勇者シルバーはこの世界でいう中型魔獣サイズだった。
旦那の話しじゃアレを『猫だ。』と言い張るのはボルネオール侯爵家の姉妹だけだそうだ。
そりゃそうだろう。
とりあえず、ワタヌキ君とナミは領主館に併設されている、牢屋に入れとこう。
「宇宙人に支配されたお江戸に出て来る、デケェ白犬みてぇダナ。
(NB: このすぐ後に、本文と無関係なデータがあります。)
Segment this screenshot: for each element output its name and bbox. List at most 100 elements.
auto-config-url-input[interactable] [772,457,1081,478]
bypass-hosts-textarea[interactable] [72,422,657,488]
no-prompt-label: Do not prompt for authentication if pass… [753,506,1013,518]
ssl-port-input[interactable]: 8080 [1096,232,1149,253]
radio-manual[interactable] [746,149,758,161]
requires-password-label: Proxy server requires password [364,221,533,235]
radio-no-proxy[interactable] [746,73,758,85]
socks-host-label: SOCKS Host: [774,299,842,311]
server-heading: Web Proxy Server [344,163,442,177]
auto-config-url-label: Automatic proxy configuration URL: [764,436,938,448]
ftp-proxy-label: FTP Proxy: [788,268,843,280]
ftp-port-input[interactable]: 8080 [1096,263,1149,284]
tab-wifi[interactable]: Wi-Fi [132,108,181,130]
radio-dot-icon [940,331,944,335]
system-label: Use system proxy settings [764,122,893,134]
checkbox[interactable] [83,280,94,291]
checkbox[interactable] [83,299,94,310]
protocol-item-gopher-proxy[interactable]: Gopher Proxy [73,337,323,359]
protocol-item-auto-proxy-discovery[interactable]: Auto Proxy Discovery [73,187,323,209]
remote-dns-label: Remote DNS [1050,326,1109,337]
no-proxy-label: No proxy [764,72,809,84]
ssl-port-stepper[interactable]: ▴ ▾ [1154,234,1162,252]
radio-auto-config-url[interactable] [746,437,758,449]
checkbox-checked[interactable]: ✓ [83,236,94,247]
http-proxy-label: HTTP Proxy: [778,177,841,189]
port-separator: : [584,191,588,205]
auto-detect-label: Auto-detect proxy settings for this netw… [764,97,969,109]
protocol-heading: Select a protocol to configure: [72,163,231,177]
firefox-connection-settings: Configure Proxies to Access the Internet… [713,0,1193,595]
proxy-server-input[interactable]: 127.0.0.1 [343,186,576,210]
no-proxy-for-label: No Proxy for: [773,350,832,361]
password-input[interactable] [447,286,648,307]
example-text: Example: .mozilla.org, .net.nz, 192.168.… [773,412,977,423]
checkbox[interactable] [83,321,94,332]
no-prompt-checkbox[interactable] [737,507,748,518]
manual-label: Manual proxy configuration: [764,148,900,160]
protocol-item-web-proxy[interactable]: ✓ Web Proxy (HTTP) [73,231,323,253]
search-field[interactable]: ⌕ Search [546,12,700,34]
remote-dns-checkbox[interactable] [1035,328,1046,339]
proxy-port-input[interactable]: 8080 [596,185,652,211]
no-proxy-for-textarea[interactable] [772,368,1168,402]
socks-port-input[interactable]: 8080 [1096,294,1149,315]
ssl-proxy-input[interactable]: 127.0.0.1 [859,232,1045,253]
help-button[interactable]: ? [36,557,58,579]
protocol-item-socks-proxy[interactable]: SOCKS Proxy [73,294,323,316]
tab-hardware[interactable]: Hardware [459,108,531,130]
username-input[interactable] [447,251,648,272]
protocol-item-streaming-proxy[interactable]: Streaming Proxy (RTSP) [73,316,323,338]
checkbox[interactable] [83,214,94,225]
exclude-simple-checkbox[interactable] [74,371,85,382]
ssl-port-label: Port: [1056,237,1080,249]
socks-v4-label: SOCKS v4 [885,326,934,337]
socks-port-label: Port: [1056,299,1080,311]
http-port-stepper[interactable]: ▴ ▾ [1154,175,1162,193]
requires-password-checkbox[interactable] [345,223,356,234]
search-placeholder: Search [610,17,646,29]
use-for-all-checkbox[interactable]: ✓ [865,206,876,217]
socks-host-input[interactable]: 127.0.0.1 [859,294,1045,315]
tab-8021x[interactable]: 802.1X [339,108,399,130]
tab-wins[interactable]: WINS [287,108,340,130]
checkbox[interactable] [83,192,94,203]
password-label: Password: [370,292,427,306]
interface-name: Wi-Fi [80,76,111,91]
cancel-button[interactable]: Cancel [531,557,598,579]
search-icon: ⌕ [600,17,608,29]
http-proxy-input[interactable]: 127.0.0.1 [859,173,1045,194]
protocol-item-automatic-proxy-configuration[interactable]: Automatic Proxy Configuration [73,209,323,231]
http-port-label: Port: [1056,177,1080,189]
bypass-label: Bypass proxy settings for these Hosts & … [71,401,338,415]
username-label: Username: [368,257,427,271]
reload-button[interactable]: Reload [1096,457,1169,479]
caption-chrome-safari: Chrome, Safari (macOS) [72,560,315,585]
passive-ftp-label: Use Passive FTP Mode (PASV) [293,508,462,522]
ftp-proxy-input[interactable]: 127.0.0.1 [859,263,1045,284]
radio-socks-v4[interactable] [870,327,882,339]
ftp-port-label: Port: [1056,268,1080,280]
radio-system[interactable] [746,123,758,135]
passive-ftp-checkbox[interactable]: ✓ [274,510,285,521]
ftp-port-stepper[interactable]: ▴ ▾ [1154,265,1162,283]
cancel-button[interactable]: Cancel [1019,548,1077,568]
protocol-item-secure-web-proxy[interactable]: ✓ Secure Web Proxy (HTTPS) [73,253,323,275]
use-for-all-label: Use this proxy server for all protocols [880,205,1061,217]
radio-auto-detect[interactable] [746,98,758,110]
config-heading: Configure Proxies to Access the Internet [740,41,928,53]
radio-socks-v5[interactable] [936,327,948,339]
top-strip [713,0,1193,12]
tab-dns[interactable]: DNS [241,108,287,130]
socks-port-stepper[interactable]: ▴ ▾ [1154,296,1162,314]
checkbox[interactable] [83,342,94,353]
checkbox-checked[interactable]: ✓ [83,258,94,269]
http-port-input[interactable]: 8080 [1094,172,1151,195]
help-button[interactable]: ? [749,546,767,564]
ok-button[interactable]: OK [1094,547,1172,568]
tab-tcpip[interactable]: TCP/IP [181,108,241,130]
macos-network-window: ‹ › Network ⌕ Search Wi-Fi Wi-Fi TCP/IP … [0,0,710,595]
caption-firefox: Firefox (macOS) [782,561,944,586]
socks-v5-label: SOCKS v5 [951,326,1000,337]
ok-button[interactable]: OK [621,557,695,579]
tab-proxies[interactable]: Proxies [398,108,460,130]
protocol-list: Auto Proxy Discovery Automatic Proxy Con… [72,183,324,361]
こっちは黒いトラ猫だけど…… 」
シルバーを見上げながらオレが呟くと
「おや?ロイドもアレを知ってるんですか?」
とハインツの旦那が話しに乗って来た。
俺達はその話しで盛り上がった。
やっぱ、元の世界の話題が通じる相手がいるのは良いよな♪
「シルバーって本当は、猫ではないのではないか?」
「実は聖獣だったりww」
俺達が自分の事を話しているのに気づいた様で遊んで貰えると思ったのか、こっちに向かって来たかと思うと、通常の猫と同じ様にジャレつこうとして来た。
「「うわっ!シルバーよせ!!」」
俺達はすんでのところで、シルバーから逃げた。
ライオンやトラサイズの猫と遊ぶのは非常に危険だ!!
元の世界で普通に飼える猫のサイズが、メインクーンやフォレストキャットぐらいなのは、それ以上大きいと普通に舐められただけで危険だからと聞いた事がある。
猫の舌が何故ザラザラなのか?
あの舌は毛並みを整える為だけにある訳じゃない。
アレは骨に付いた肉を削ぎ取る為の、ヤスリの役目を担っているんだ。
そんな舌で舐められたら大怪我じゃ済まない!
俺達はシルバーから逃げる為にあらゆるスキルが使いまくった。
俺なんかワタヌキ君との戦いに使わなかった、ヤッさんに借りた指輪の魔石の魔力まで使っちまった!
ハインツの旦那はメイン武器の大事な剣を折られて涙目だ。
オイ!飼い主、早くなんとかしろよ!!
ギルド内で寛いでいたケイト嬢が、ようやく騒ぎに気付いてシルバーを宥め、元の大きさに戻した時には俺達はボロボロだった。
シルバーは遊んで貰って満足そうだったが、こっちはもう息も絶え絶え。
ケイト嬢は真っ青な顔で、謝罪し回復魔法を掛けてくれた。
俺達だったから何とかなったが、一般人が相手だったら確実に死んでるな。